What we took away from that realization were two more of our founding principles:

Make as many decisions as possible based on data.

Make as few decisions as possible based on assumptions.

Distractions

distractions

Flush with success from our TextNow MVP, we tried branching out into other products like Ping Chat and a retail brand of grab-and-go phones preloaded with TextNow, called Touch. Neither of these took off in the way we hoped, but they led to some very important lessons. Mistakes are how you learn, after all. What these distractions taught us were:

  • The key to success is FOCUS.
  • Do fewer things extremely well, rather than multiple things poorly.
  • 1 great product > many mediocre products.

Breakthroughs

After deciding to concentrate on TextNow as our product, we set out to iterate and improve on it. We grew VERY popular, hitting well over 100 million downloads sometime in 2017 and recently topping 200 million downloads. Not bad, right? But all through this period we kept hearing the same thing: “Why can’t we use TextNow off of WiFi?”

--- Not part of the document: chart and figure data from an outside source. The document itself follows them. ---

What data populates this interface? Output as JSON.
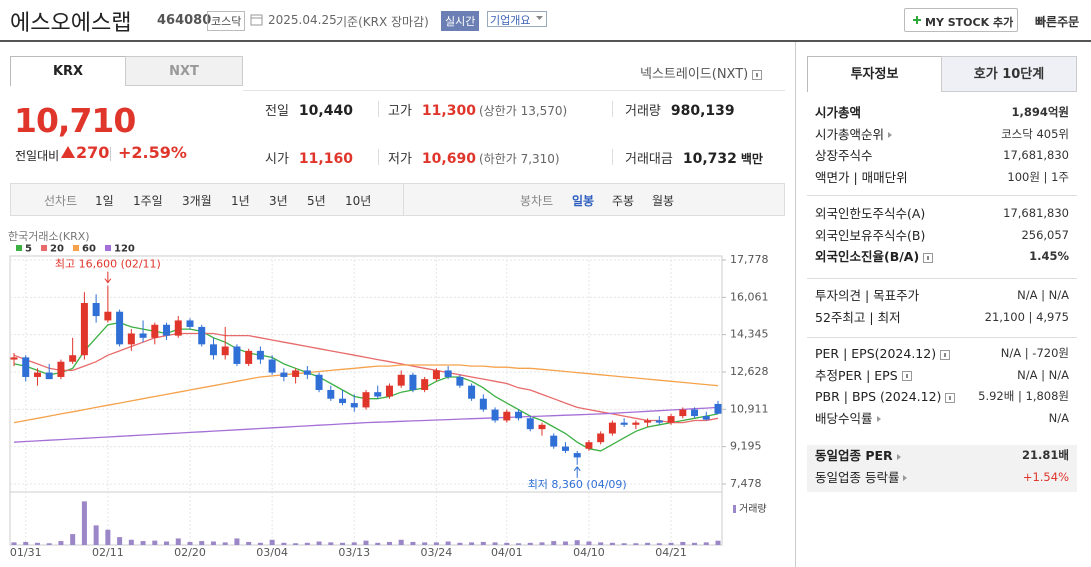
{
  "header": {
    "name": "에스오에스랩",
    "code": "464080",
    "market": "코스닥",
    "date": "2025.04.25",
    "basis": "기준(KRX 장마감)",
    "realtime": "실시간",
    "overview": "기업개요",
    "my_stock": "MY STOCK 추가",
    "quick_order": "빠른주문"
  },
  "exchange_tabs": [
    "KRX",
    "NXT"
  ],
  "nxt_link": "넥스트레이드(NXT)",
  "price": {
    "current": "10,710",
    "change_label": "전일대비",
    "change": "270",
    "change_pct": "+2.59%"
  },
  "quote": [
    {
      "label": "전일",
      "value": "10,440"
    },
    {
      "label": "고가",
      "value": "11,300",
      "note": "(상한가 13,570)",
      "color": "#e0352b"
    },
    {
      "label": "거래량",
      "value": "980,139"
    },
    {
      "label": "시가",
      "value": "11,160",
      "color": "#e0352b"
    },
    {
      "label": "저가",
      "value": "10,690",
      "note": "(하한가 7,310)",
      "color": "#e0352b"
    },
    {
      "label": "거래대금",
      "value": "10,732",
      "unit": "백만"
    }
  ],
  "chart_toolbar": {
    "line_label": "선차트",
    "periods": [
      "1일",
      "1주일",
      "3개월",
      "1년",
      "3년",
      "5년",
      "10년"
    ],
    "candle_label": "봉차트",
    "candle_periods": [
      "일봉",
      "주봉",
      "월봉"
    ]
  },
  "chart_data": {
    "type": "candlestick",
    "source": "한국거래소(KRX)",
    "categories": [
      null,
      "01/31",
      null,
      null,
      null,
      null,
      null,
      null,
      "02/11",
      null,
      null,
      null,
      null,
      null,
      null,
      "02/20",
      null,
      null,
      null,
      null,
      null,
      null,
      "03/04",
      null,
      null,
      null,
      null,
      null,
      null,
      "03/13",
      null,
      null,
      null,
      null,
      null,
      null,
      "03/24",
      null,
      null,
      null,
      null,
      null,
      "04/01",
      null,
      null,
      null,
      null,
      null,
      null,
      "04/10",
      null,
      null,
      null,
      null,
      null,
      null,
      "04/21",
      null,
      null,
      null,
      null
    ],
    "open": [
      13200,
      13300,
      12400,
      12600,
      12400,
      13100,
      13400,
      15800,
      15000,
      15400,
      13900,
      14400,
      14200,
      14800,
      14300,
      15000,
      14700,
      13900,
      13400,
      13800,
      13000,
      13600,
      13200,
      12600,
      12400,
      12700,
      12500,
      11800,
      11400,
      11200,
      11000,
      11700,
      11500,
      12000,
      12500,
      11800,
      12300,
      12700,
      12400,
      12000,
      11400,
      10900,
      10400,
      10800,
      10500,
      10000,
      9700,
      9200,
      8900,
      9100,
      9400,
      9800,
      10300,
      10200,
      10300,
      10400,
      10300,
      10600,
      10900,
      10600,
      11160
    ],
    "high": [
      13500,
      13400,
      12800,
      13000,
      13200,
      14200,
      16300,
      16200,
      16600,
      15500,
      14600,
      15000,
      14900,
      14900,
      15200,
      15100,
      14800,
      14200,
      14700,
      13900,
      13700,
      13800,
      13400,
      12800,
      12800,
      12900,
      12600,
      12000,
      11800,
      11600,
      11800,
      12000,
      12100,
      12700,
      12600,
      12400,
      12800,
      12900,
      12500,
      12100,
      11600,
      11000,
      10900,
      10900,
      10600,
      10300,
      9800,
      9400,
      9000,
      9500,
      9900,
      10400,
      10500,
      10400,
      10500,
      10600,
      10700,
      11000,
      11000,
      10800,
      11300
    ],
    "low": [
      12900,
      12200,
      12000,
      12300,
      12300,
      13000,
      13200,
      14900,
      14900,
      13800,
      13600,
      14000,
      13900,
      14100,
      14200,
      14600,
      13800,
      13200,
      13200,
      12900,
      12900,
      13000,
      12500,
      12200,
      12100,
      12300,
      11700,
      11300,
      11100,
      10800,
      10900,
      11400,
      11400,
      11900,
      11700,
      11700,
      12200,
      12300,
      11900,
      11300,
      10800,
      10300,
      10300,
      10400,
      9900,
      9700,
      9100,
      8900,
      8360,
      9000,
      9300,
      9700,
      10100,
      10000,
      10100,
      10200,
      10200,
      10500,
      10500,
      10400,
      10690
    ],
    "close": [
      13300,
      12400,
      12600,
      12300,
      13100,
      13400,
      15800,
      15200,
      15400,
      13900,
      14400,
      14200,
      14800,
      14300,
      15000,
      14700,
      13900,
      13400,
      13800,
      13000,
      13600,
      13200,
      12600,
      12400,
      12700,
      12500,
      11800,
      11400,
      11200,
      11000,
      11700,
      11500,
      12000,
      12500,
      11800,
      12300,
      12700,
      12400,
      12000,
      11400,
      10900,
      10400,
      10800,
      10500,
      10000,
      10200,
      9200,
      9000,
      8700,
      9400,
      9800,
      10300,
      10200,
      10300,
      10400,
      10300,
      10600,
      10900,
      10600,
      10440,
      10710
    ],
    "up_color": "#e0352b",
    "down_color": "#2f6fd6",
    "ylim": [
      7110,
      17962
    ],
    "yticks": [
      {
        "value": 17778,
        "label": "17,778"
      },
      {
        "value": 16061,
        "label": "16,061"
      },
      {
        "value": 14345,
        "label": "14,345"
      },
      {
        "value": 12628,
        "label": "12,628"
      },
      {
        "value": 10911,
        "label": "10,911"
      },
      {
        "value": 9195,
        "label": "9,195"
      },
      {
        "value": 7478,
        "label": "7,478"
      }
    ],
    "grid": true,
    "moving_averages": [
      {
        "name": "5",
        "color": "#3cb043",
        "values": [
          13000,
          12900,
          12700,
          12500,
          12600,
          12800,
          13600,
          14200,
          14800,
          14900,
          14700,
          14600,
          14500,
          14400,
          14600,
          14600,
          14500,
          14200,
          14000,
          13700,
          13500,
          13400,
          13300,
          13000,
          12800,
          12600,
          12400,
          12100,
          11800,
          11500,
          11400,
          11400,
          11500,
          11700,
          11800,
          11900,
          12200,
          12400,
          12400,
          12200,
          11900,
          11500,
          11200,
          10900,
          10600,
          10400,
          10100,
          9800,
          9400,
          9100,
          9000,
          9300,
          9600,
          9900,
          10100,
          10200,
          10300,
          10400,
          10500,
          10600,
          10700
        ]
      },
      {
        "name": "20",
        "color": "#e86a6a",
        "values": [
          13400,
          13200,
          13000,
          12800,
          12700,
          12700,
          12900,
          13100,
          13400,
          13600,
          13800,
          14000,
          14200,
          14300,
          14400,
          14400,
          14400,
          14400,
          14300,
          14300,
          14300,
          14200,
          14100,
          14000,
          13900,
          13800,
          13700,
          13600,
          13500,
          13400,
          13300,
          13200,
          13100,
          13000,
          12900,
          12800,
          12700,
          12600,
          12500,
          12400,
          12300,
          12200,
          12100,
          11900,
          11800,
          11600,
          11400,
          11200,
          11000,
          10900,
          10800,
          10700,
          10600,
          10500,
          10400,
          10400,
          10300,
          10300,
          10400,
          10400,
          10500
        ]
      },
      {
        "name": "60",
        "color": "#f5a24b",
        "values": [
          10300,
          10400,
          10500,
          10600,
          10700,
          10800,
          10900,
          11000,
          11100,
          11200,
          11300,
          11400,
          11500,
          11600,
          11700,
          11800,
          11900,
          12000,
          12100,
          12200,
          12300,
          12400,
          12450,
          12500,
          12550,
          12600,
          12650,
          12700,
          12750,
          12800,
          12850,
          12900,
          12900,
          12950,
          12950,
          12950,
          12950,
          12950,
          12950,
          12900,
          12900,
          12850,
          12850,
          12800,
          12800,
          12750,
          12700,
          12650,
          12600,
          12550,
          12500,
          12450,
          12400,
          12350,
          12300,
          12250,
          12200,
          12150,
          12100,
          12050,
          12000
        ]
      },
      {
        "name": "120",
        "color": "#a46fd6",
        "values": [
          9400,
          9430,
          9460,
          9490,
          9520,
          9550,
          9580,
          9610,
          9640,
          9670,
          9700,
          9730,
          9760,
          9790,
          9820,
          9850,
          9880,
          9910,
          9940,
          9970,
          10000,
          10030,
          10060,
          10090,
          10120,
          10150,
          10180,
          10210,
          10240,
          10270,
          10300,
          10320,
          10340,
          10360,
          10380,
          10400,
          10420,
          10440,
          10460,
          10480,
          10500,
          10520,
          10540,
          10560,
          10580,
          10600,
          10620,
          10640,
          10660,
          10680,
          10700,
          10730,
          10760,
          10790,
          10820,
          10850,
          10880,
          10910,
          10940,
          10970,
          11000
        ]
      }
    ],
    "volume": [
      600000,
      700000,
      500000,
      400000,
      900000,
      2500000,
      10000000,
      4500000,
      3500000,
      1800000,
      1200000,
      900000,
      1000000,
      800000,
      1500000,
      700000,
      900000,
      800000,
      600000,
      1500000,
      700000,
      500000,
      1200000,
      500000,
      400000,
      500000,
      800000,
      600000,
      500000,
      600000,
      1000000,
      500000,
      700000,
      1200000,
      700000,
      600000,
      600000,
      800000,
      500000,
      600000,
      700000,
      600000,
      500000,
      400000,
      500000,
      600000,
      900000,
      800000,
      1100000,
      800000,
      600000,
      500000,
      400000,
      400000,
      500000,
      400000,
      500000,
      700000,
      500000,
      600000,
      980139
    ],
    "volume_lim": [
      0,
      11000000
    ],
    "volume_color": "#9b86c7",
    "volume_label": "거래량",
    "annotations": {
      "high": "최고 16,600 (02/11)",
      "low": "최저 8,360 (04/09)"
    }
  },
  "invest_tabs": [
    "투자정보",
    "호가 10단계"
  ],
  "invest_info": [
    [
      {
        "label": "시가총액",
        "value": "1,894억원"
      },
      {
        "label": "시가총액순위",
        "value": "코스닥 405위"
      },
      {
        "label": "상장주식수",
        "value": "17,681,830"
      },
      {
        "label": "액면가 | 매매단위",
        "value": "100원 | 1주"
      }
    ],
    [
      {
        "label": "외국인한도주식수(A)",
        "value": "17,681,830"
      },
      {
        "label": "외국인보유주식수(B)",
        "value": "256,057"
      },
      {
        "label": "외국인소진율(B/A)",
        "value": "1.45%"
      }
    ],
    [
      {
        "label": "투자의견 | 목표주가",
        "value": "N/A | N/A"
      },
      {
        "label": "52주최고 | 최저",
        "value": "21,100 | 4,975"
      }
    ],
    [
      {
        "label": "PER | EPS(2024.12)",
        "value": "N/A | -720원"
      },
      {
        "label": "추정PER | EPS",
        "value": "N/A | N/A"
      },
      {
        "label": "PBR | BPS (2024.12)",
        "value": "5.92배 | 1,808원"
      },
      {
        "label": "배당수익률",
        "value": "N/A"
      }
    ],
    [
      {
        "label": "동일업종 PER",
        "value": "21.81배"
      },
      {
        "label": "동일업종 등락률",
        "value": "+1.54%"
      }
    ]
  ]
}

Our internal answer was always “Well, because we can’t break the physical laws of the universe.” Or… could we?

Turns out, no, but we did find a way to get TextNow to work off of WiFi with the introduction of our Nationwide Talk & Text service: with a TextNow SIM card and a compatible device, customers can now have unlimited calling and texting to the US and Canada on a nationwide mobile network. With that, we took another huge leap towards achieving our mission:

We are on a mission to help people connect with technology for free or as close to free as possible.

And this mobile breakthrough brought us to our most important lessons yet:

  • A “can do” mentality is important for innovation
  • Don’t default to “it can’t be done”
  • There are solutions to many seemingly impossible problems.

And that brings us up to today — twelve years of work, prototypes, successes, failures, and ramen noodles later. We don’t eat as much instant ramen as we used to, but we’re still innovating and pushing our mission as far as we can. We believe communication belongs to everyone. It’ll be a blast to see how far we can get from our beginnings in that student apartment in 2009.